After dropping in recent earlier months, energy prices picked up in January and I forecast a 1.9% increase in the energy CPI to support the headline inflation print.

Food price inflation has been moderating lately and I look for that trend to continue, with a 0.4% increase reported for January (this would match the December gain but would be softer than the increases from earlier months).

Away from food and energy, I estimate that the core CPI rose 0.5% in January, with this 0.46% monthly change close to rounding down to 0.4%.

While this would be the firmest monthly change for the core CPI since September, I think the related year-ago rate will keep cooling, moving from 5.7% in December to 5.6%.

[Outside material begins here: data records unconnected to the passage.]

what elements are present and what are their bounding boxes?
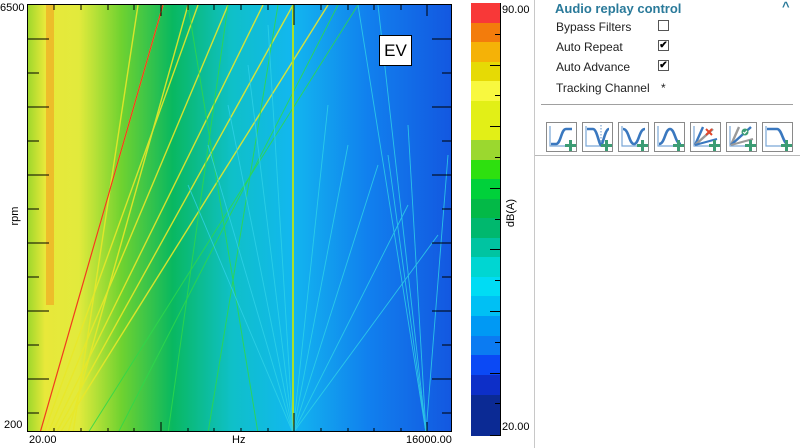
highpass-filter-icon — [549, 126, 576, 151]
colorbar-segment — [471, 316, 500, 336]
auto-advance-checkbox[interactable]: ✔ — [658, 60, 669, 71]
y-axis-max-label: 6500 — [0, 2, 25, 14]
colorbar-segment — [471, 62, 500, 81]
separator — [541, 104, 793, 105]
add-order-removal-filter-button[interactable] — [690, 122, 721, 152]
add-highpass-filter-button[interactable] — [546, 122, 577, 152]
add-notch-filter-button[interactable] — [582, 122, 613, 152]
colorbar-max-label: 90.00 — [502, 4, 530, 16]
toolbar-separator — [535, 155, 800, 156]
colorbar-segment — [471, 81, 500, 101]
order-keep-filter-icon — [729, 126, 756, 151]
colorbar-segment — [471, 101, 500, 140]
audio-replay-panel: Audio replay control ^ Bypass Filters Au… — [535, 0, 800, 448]
add-bandpass-filter-button[interactable] — [654, 122, 685, 152]
auto-repeat-label: Auto Repeat — [556, 40, 623, 54]
spectrogram-plot[interactable] — [27, 4, 452, 432]
add-lowpass-filter-button[interactable] — [762, 122, 793, 152]
bypass-filters-checkbox[interactable] — [658, 20, 669, 31]
panel-divider[interactable] — [534, 0, 535, 448]
colorbar-segment — [471, 218, 500, 238]
ev-annotation-label[interactable]: EV — [379, 35, 412, 66]
colorbar-segment — [471, 395, 500, 436]
bypass-filters-label: Bypass Filters — [556, 20, 632, 34]
colorbar — [471, 3, 500, 436]
bandpass-filter-icon — [657, 126, 684, 151]
colorbar-segment — [471, 199, 500, 218]
y-axis-min-label: 200 — [4, 419, 23, 431]
add-order-keep-filter-button[interactable] — [726, 122, 757, 152]
auto-advance-label: Auto Advance — [556, 60, 631, 74]
colorbar-segment — [471, 42, 500, 62]
colorbar-segment — [471, 375, 500, 395]
colorbar-segment — [471, 296, 500, 316]
x-axis-title: Hz — [232, 434, 246, 446]
add-bandstop-filter-button[interactable] — [618, 122, 649, 152]
lowpass-filter-icon — [765, 126, 792, 151]
colorbar-segment — [471, 160, 500, 179]
x-axis-min-label: 20.00 — [29, 434, 57, 446]
colorbar-axis — [500, 3, 501, 436]
colorbar-segment — [471, 336, 500, 355]
colorbar-segment — [471, 277, 500, 296]
colorbar-segment — [471, 140, 500, 160]
colorbar-segment — [471, 23, 500, 42]
colorbar-min-label: 20.00 — [502, 421, 530, 433]
colorbar-segment — [471, 355, 500, 375]
colorbar-segment — [471, 179, 500, 199]
colorbar-segment — [471, 3, 500, 23]
bandstop-filter-icon — [621, 126, 648, 151]
spectrogram-image — [28, 5, 451, 431]
order-removal-filter-icon — [693, 126, 720, 151]
colorbar-segment — [471, 257, 500, 277]
collapse-chevron-up-icon[interactable]: ^ — [782, 0, 790, 14]
y-axis-title: rpm — [9, 206, 21, 226]
colorbar-segment — [471, 238, 500, 257]
tracking-channel-value[interactable]: * — [661, 81, 666, 95]
x-axis-max-label: 16000.00 — [406, 434, 452, 446]
panel-title: Audio replay control — [555, 1, 682, 16]
colorbar-title: dB(A) — [505, 198, 517, 228]
auto-repeat-checkbox[interactable]: ✔ — [658, 40, 669, 51]
tracking-channel-label: Tracking Channel — [556, 81, 650, 95]
notch-filter-icon — [585, 125, 612, 151]
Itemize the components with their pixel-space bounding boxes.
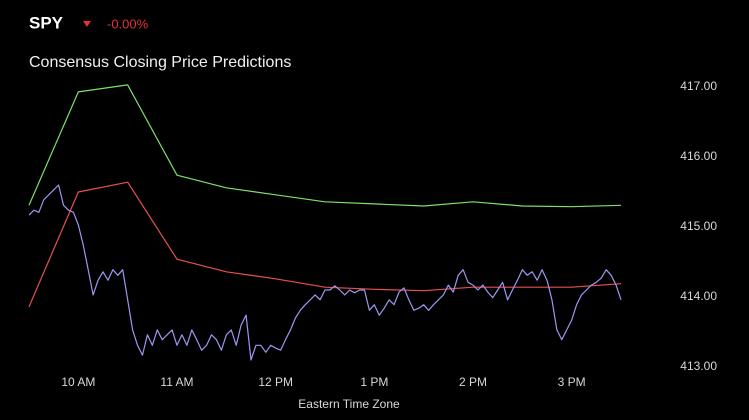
- series-line: [28, 181, 622, 308]
- chart-title: Consensus Closing Price Predictions: [29, 54, 291, 71]
- x-tick-label: 12 PM: [258, 375, 293, 389]
- y-tick-label: 413.00: [680, 359, 717, 373]
- down-arrow-icon: [83, 21, 91, 27]
- y-tick-label: 417.00: [680, 79, 717, 93]
- y-tick-label: 416.00: [680, 149, 717, 163]
- symbol: SPY: [29, 13, 64, 32]
- x-tick-label: 3 PM: [558, 375, 586, 389]
- series-line: [28, 184, 622, 361]
- price-change: -0.00%: [107, 16, 149, 31]
- x-tick-label: 11 AM: [160, 375, 193, 389]
- y-tick-label: 415.00: [680, 219, 717, 233]
- x-tick-label: 10 AM: [61, 375, 95, 389]
- y-tick-label: 414.00: [680, 289, 717, 303]
- series-line: [28, 84, 622, 208]
- x-tick-label: 2 PM: [459, 375, 487, 389]
- x-tick-label: 1 PM: [360, 375, 388, 389]
- x-axis-label: Eastern Time Zone: [298, 397, 400, 411]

Within the core index, much of the firming in January relative to the past few months is expected to be related to used vehicle prices.

Used vehicle prices in the CPI fell by about 2% per month over the last three months of 2022 but industry data signal that we should see some firming soon, and I forecast a 0.5% gain for the CPI measure in January.

New vehicle prices have been pushing higher lately, but I expect some modest cooling in January with a 0.1% decline in prices.

Public transportation prices, meanwhile, have been a bit volatile in recent months.

With jet fuel prices rising lately, I expect to see some increase in airfares, and I estimate that public transportation prices rose 0.8% in January.

Shifting to the housing measures, I expect rental inflation to remain strong in January, but I look for moderating increases relative to the past couple of months.

I forecast that tenants’ rent increased 0.68% in January while owners’ equivalent rent moved up 0.64%. Industry figures signal that lodging prices moved down in January and I look for an 0.8% decline in the related CPI measure.

In some of the other main categories of the CPI, I estimate that medical care prices rose 0.3% in January, with this increase like the December gain.

Communication prices could get a lift from an increase in postage stamp prices, but I expect the boost from stamp prices to be pretty minor given that the increase took effect late in January and that postage accounts for less than 2% of the weight of the communication aggregate.

Overall, I look for communication prices to inch up 0.1% in January. Apparel prices have risen in recent months and I forecast a 0.4% gain for January.